Além deste indivíduo chamado "óbvio", que aliás tinha duas patas, dois olhos e orelhas, um órgão sexual e pernas, como não poderia deixar de ser, ela carregava consigo dentro da mochila seu inseparável Ipod, e o fio dos fones levavam até seus ouvidos as canções dos Beatles, Smiths, Strokes, White Stripes, Los Hermanos e Blink 182, estes os quais ela costumava esconder dos amigos ainda manter gosto por - porém, nesse belo dia, a meio caminho da faculdade, a reparar o quão estranhos e despropositados podem parecer às vezes os prédios do centro da cidade, ela acabara de lembrar que precisava comprar ingressos no Cine Fulanon, cinema cultuado por jovens do seu ciclo social, pois à sexta feira haveria a estréia de uma atriz que adorava e que apesar de há muito tempo não fazer um trabalho realmente à altura de seus clássicos, por ela mantinha afeto e admiração; de qualquer forma, após comprar de antemão os ingressos referidos, ela percebera, como diria sua avó, um "furdunço" à ocorrer na próxima esquina: mais uma passeata organizada por membros do PSTU, PSol e partidos afins (embora não tão 'afins' assim)!!! Nossa personagem principal até concordava com alguns argumentos e se identificava com um parágrafo e argumento ou outro defendido por esses grupos jovens, também, em geral, estudantes de cursos de humanas de universidades públicas, contudo, sua atitude padrão era agir com indiferença para com estas manifestações e engajamentos políticos, digamos, mais "práticos". Bem, justamente hoje, esta sua indiferença que carregava consigo não poderia ter lhe pegado mais despreparada: quando estava passando próxima aos manifestantes, espremendo-se pelo o que sobrara de uma das calçadas ocupadas por cartazes, tintas e pessoas, um indivíduo aleatório com blusa enrolada na cabeça, à lembrar aquela figura clássica de Banksy que, nestas vestes, ameaçava jogar um bouquet de flores contra seus inimigos, porém, neste caso, o bouquet estava sendo substituído, literalmente e sem metáforas agora, por um coquetel molotov, sendo apontado e atirado por este indivíduo contra um dos pontos de ônibus da avenida, aparentemente em gesto "simbólico" (eufemismo de minha parte) protestante ao recente aumento do preço das passagens dos transportes públicos da cidade.

Após o ato que acabei de descrever ter ocorrido, a multidão começara a se alvoroçar e, a polícia, que acabara de chegar com seus escudos de plástico e cacetetes na mão, gás de pimenta, e bombas de efeito moral, começou a avançar sobre os manifestantes, com pouca cordialidade.
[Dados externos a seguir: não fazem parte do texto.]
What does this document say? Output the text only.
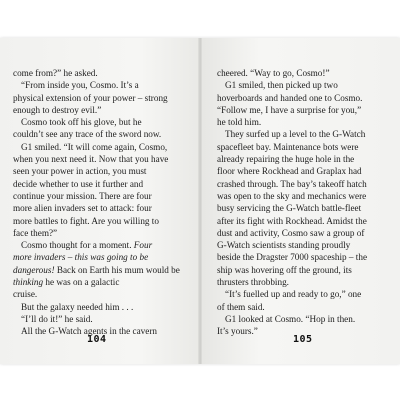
come from?” he asked.
“From inside you, Cosmo. It’s a
physical extension of your power – strong
enough to destroy evil.”
Cosmo took off his glove, but he
couldn’t see any trace of the sword now.
G1 smiled. “It will come again, Cosmo,
when you next need it. Now that you have
seen your power in action, you must
decide whether to use it further and
continue your mission. There are four
more alien invaders set to attack: four
more battles to fight. Are you willing to
face them?”
Cosmo thought for a moment. Four
more invaders – this was going to be
dangerous! Back on Earth his mum would be
thinking he was on a galactic
cruise.
But the galaxy needed him . . .
“I’ll do it!” he said.
All the G-Watch agents in the cavern
104
cheered. “Way to go, Cosmo!”
G1 smiled, then picked up two
hoverboards and handed one to Cosmo.
“Follow me, I have a surprise for you,”
he told him.
They surfed up a level to the G-Watch
spacefleet bay. Maintenance bots were
already repairing the huge hole in the
floor where Rockhead and Graplax had
crashed through. The bay’s takeoff hatch
was open to the sky and mechanics were
busy servicing the G-Watch battle-fleet
after its fight with Rockhead. Amidst the
dust and activity, Cosmo saw a group of
G-Watch scientists standing proudly
beside the Dragster 7000 spaceship – the
ship was hovering off the ground, its
thrusters throbbing.
“It’s fuelled up and ready to go,” one
of them said.
G1 looked at Cosmo. “Hop in then.
It’s yours.”
105
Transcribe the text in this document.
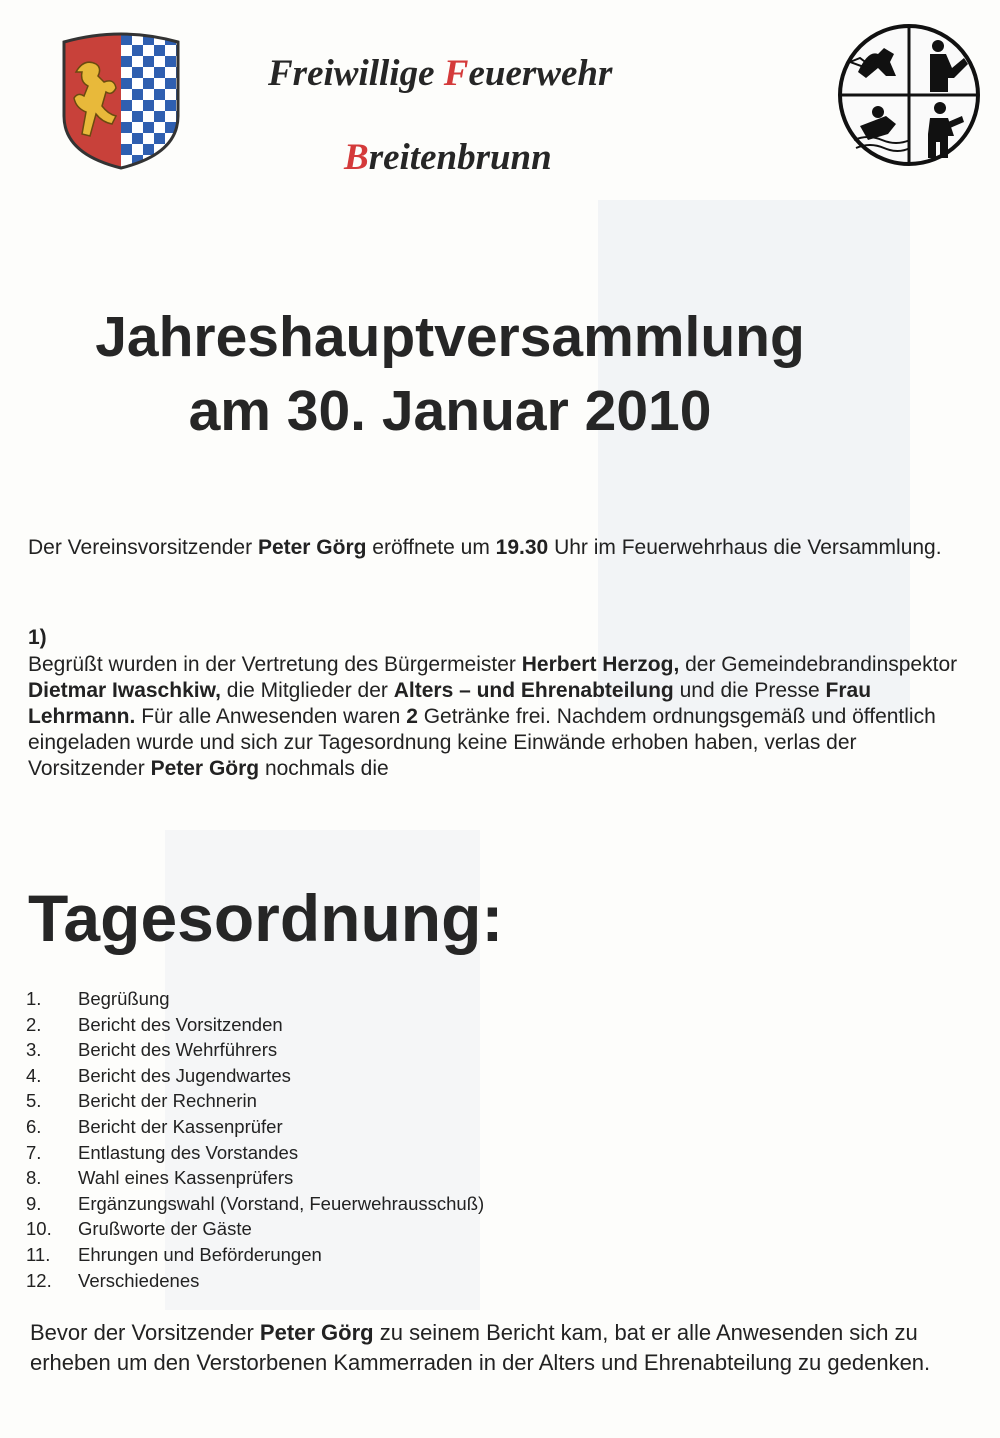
Freiwillige Feuerwehr

Breitenbrunn

Jahreshauptversammlung
am 30. Januar 2010

Der Vereinsvorsitzender Peter Görg eröffnete um 19.30 Uhr im Feuerwehrhaus die Versammlung.

1)

Begrüßt wurden in der Vertretung des Bürgermeister Herbert Herzog, der Gemeindebrandinspektor Dietmar Iwaschkiw, die Mitglieder der Alters – und Ehrenabteilung und die Presse Frau Lehrmann. Für alle Anwesenden waren 2 Getränke frei. Nachdem ordnungsgemäß und öffentlich eingeladen wurde und sich zur Tagesordnung keine Einwände erhoben haben, verlas der Vorsitzender Peter Görg nochmals die

Tagesordnung:
1.	Begrüßung
2.	Bericht des Vorsitzenden
3.	Bericht des Wehrführers
4.	Bericht des Jugendwartes
5.	Bericht der Rechnerin
6.	Bericht der Kassenprüfer
7.	Entlastung des Vorstandes
8.	Wahl eines Kassenprüfers
9.	Ergänzungswahl (Vorstand, Feuerwehrausschuß)
10.	Grußworte der Gäste
11.	Ehrungen und Beförderungen
12.	Verschiedenes

Bevor der Vorsitzender Peter Görg zu seinem Bericht kam, bat er alle Anwesenden sich zu erheben um den Verstorbenen Kammerraden in der Alters und Ehrenabteilung zu gedenken.
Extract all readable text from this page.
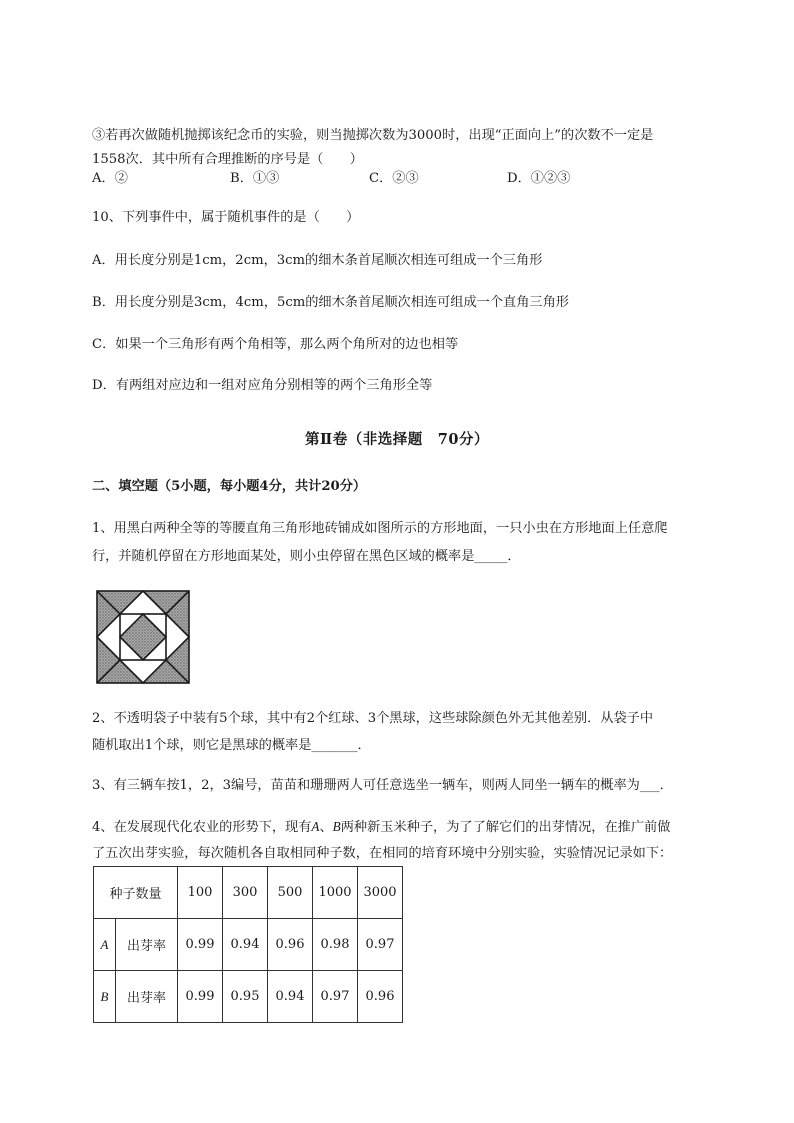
③若再次做随机抛掷该纪念币的实验，则当抛掷次数为3000时，出现“正面向上”的次数不一定是
1558次．其中所有合理推断的序号是（　　）
A．②	B．①③	C．②③	D．①②③
10、下列事件中，属于随机事件的是（　　）
A．用长度分别是1cm，2cm，3cm的细木条首尾顺次相连可组成一个三角形
B．用长度分别是3cm，4cm，5cm的细木条首尾顺次相连可组成一个直角三角形
C．如果一个三角形有两个角相等，那么两个角所对的边也相等
D．有两组对应边和一组对应角分别相等的两个三角形全等
第Ⅱ卷（非选择题　70分）
二、填空题（5小题，每小题4分，共计20分）
1、用黑白两种全等的等腰直角三角形地砖铺成如图所示的方形地面，一只小虫在方形地面上任意爬
行，并随机停留在方形地面某处，则小虫停留在黑色区域的概率是_____．
2、不透明袋子中装有5个球，其中有2个红球、3个黑球，这些球除颜色外无其他差别．从袋子中
随机取出1个球，则它是黑球的概率是_______．
3、有三辆车按1，2，3编号，苗苗和珊珊两人可任意选坐一辆车，则两人同坐一辆车的概率为___．
4、在发展现代化农业的形势下，现有A、B两种新玉米种子，为了了解它们的出芽情况，在推广前做
了五次出芽实验，每次随机各自取相同种子数，在相同的培育环境中分别实验，实验情况记录如下：
种子数量		100	300	500	1000	3000
A	出芽率	0.99	0.94	0.96	0.98	0.97
B	出芽率	0.99	0.95	0.94	0.97	0.96
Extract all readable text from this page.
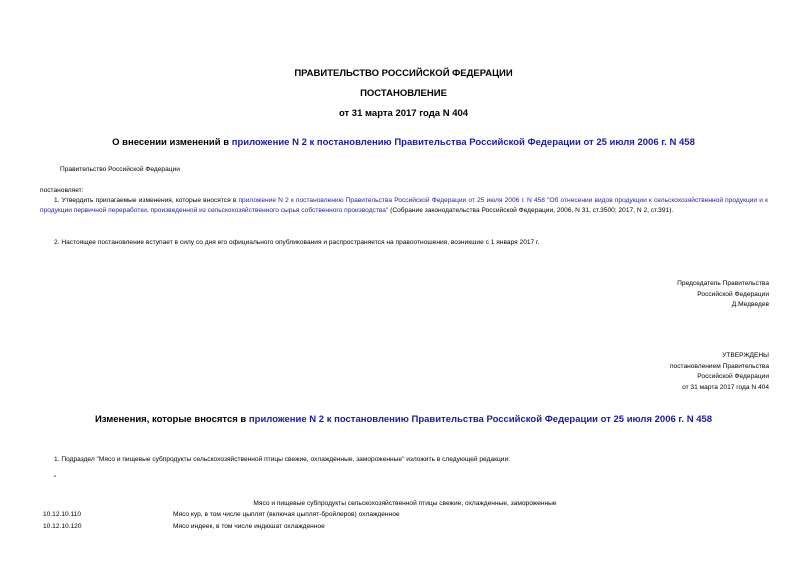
ПРАВИТЕЛЬСТВО РОССИЙСКОЙ ФЕДЕРАЦИИ
ПОСТАНОВЛЕНИЕ
от 31 марта 2017 года N 404
О внесении изменений в приложение N 2 к постановлению Правительства Российской Федерации от 25 июля 2006 г. N 458
Правительство Российской Федерации
постановляет:
1. Утвердить прилагаемые изменения, которые вносятся в приложение N 2 к постановлению Правительства Российской Федерации от 25 июля 2006 г. N 458 "Об отнесении видов продукции к сельскохозяйственной продукции и к продукции первичной переработки, произведенной из сельскохозяйственного сырья собственного производства" (Собрание законодательства Российской Федерации, 2006, N 31, ст.3500; 2017, N 2, ст.391).
2. Настоящее постановление вступает в силу со дня его официального опубликования и распространяется на правоотношения, возникшие с 1 января 2017 г.
Председатель Правительства
Российской Федерации
Д.Медведев
УТВЕРЖДЕНЫ
постановлением Правительства
Российской Федерации
от 31 марта 2017 года N 404
Изменения, которые вносятся в приложение N 2 к постановлению Правительства Российской Федерации от 25 июля 2006 г. N 458
1. Подраздел "Мясо и пищевые субпродукты сельскохозяйственной птицы свежие, охлажденные, замороженные" изложить в следующей редакции:
"
Мясо и пищевые субпродукты сельскохозяйственной птицы свежие, охлажденные, замороженные
10.12.10.110	Мясо кур, в том числе цыплят (включая цыплят-бройлеров) охлажденное
10.12.10.120	Мясо индеек, в том числе индюшат охлажденное
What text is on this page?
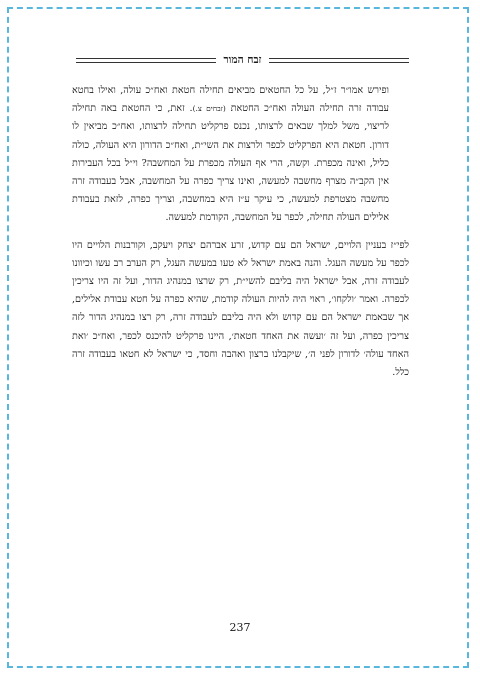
זבח המור

ופירש אמו״ר ז״ל, על כל החטאים מביאים תחילה חטאת ואח״כ עולה, ואילו בחטא עבודה זרה תחילה העולה ואח״כ החטאת (זבחים צ.). זאת, כי החטאת באה תחילה לריצוי, משל למלך שבאים לרצותו, נכנס פרקליט תחילה לרצותו, ואח״כ מביאין לו דורון. חטאת היא הפרקליט לכפר ולרצות את השי״ת, ואח״כ הדורון היא העולה, כולה כליל, ואינה מכפרת. וקשה, הרי אף העולה מכפרת על המחשבה? וי״ל בכל העבירות אין הקב״ה מצרף מחשבה למעשה, ואינו צריך כפרה על המחשבה, אבל בעבודה זרה מחשבה מצטרפת למעשה, כי עיקר ע״ז היא במחשבה, וצריך כפרה, לזאת בעבודת אלילים העולה תחילה, לכפר על המחשבה, הקודמת למעשה.

לפי״ז בעניין הלויים, ישראל הם עם קדוש, זרע אברהם יצחק ויעקב, וקורבנות הלויים היו לכפר על מעשה העגל. והנה באמת ישראל לא טעו במעשה העגל, רק הערב רב עשו וכיוונו לעבודה זרה, אבל ישראל היה בליבם להשי״ת, רק שרצו במנהיג הדור, ועל זה היו צריכין לכפרה. ואמר ׳ולקחו׳, ראוי היה להיות העולה קודמת, שהיא כפרה על חטא עבודת אלילים, אך שבאמת ישראל הם עם קדוש ולא היה בליבם לעבודה זרה, רק רצו במנהיג הדור לזה צריכין כפרה, ועל זה ׳ועשה את האחד חטאת׳, היינו פרקליט להיכנס לכפר, ואח״כ ׳ואת האחד עולה׳ לדורון לפני ה׳, שיקבלנו ברצון ואהבה וחסד, כי ישראל לא חטאו בעבודה זרה כלל.

237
Acontece que Clarice-Virgínia-Lygia estava ainda parada no lugar que eu havia citado anteriormente, pasma, vendo tudo acontecer, mas, em um ataque de adrenalina e susto, começara a correr em sentido oposto neste instante para se afastar daquela confusão toda. Graças a algumas discretas (a.k.a 'escondidas') horas dedicadas a academia nos últimos meses, ela fora bem sucedida em sua fuga, e se afastara o bastante e a tempo de manter sua integridade física intacta, contudo, a imagem do ponto de ônibus pegando fogo - o vidro transparente que costuma compor a arquitetura destes pontos se aquecera com a bomba até partir-se em vários pedaços, e a propaganda do mais recente musical em cartaz na zona sul da cidade derretera com a face em folha de papel da atriz principal, agora distorcida pelas chamas - assim como a imagem da multidão reprimida pelas autoridades policiais, das câmeras de TV desviando suas lentes para outros pontos, talvez para os pombos e nuvens misturadas à fumaça do fogo, enfim: a imagem de uma causa que ela mesma vagamente acreditava misturada à esse breve porém bem definido caos e descaso urbano, havia sensibilizado ela, o que, natural e concomitantemente, incomodava o indivíduo "óbvio", que o tempo inteiro permanecera apertado e apreensivo em sua mochila.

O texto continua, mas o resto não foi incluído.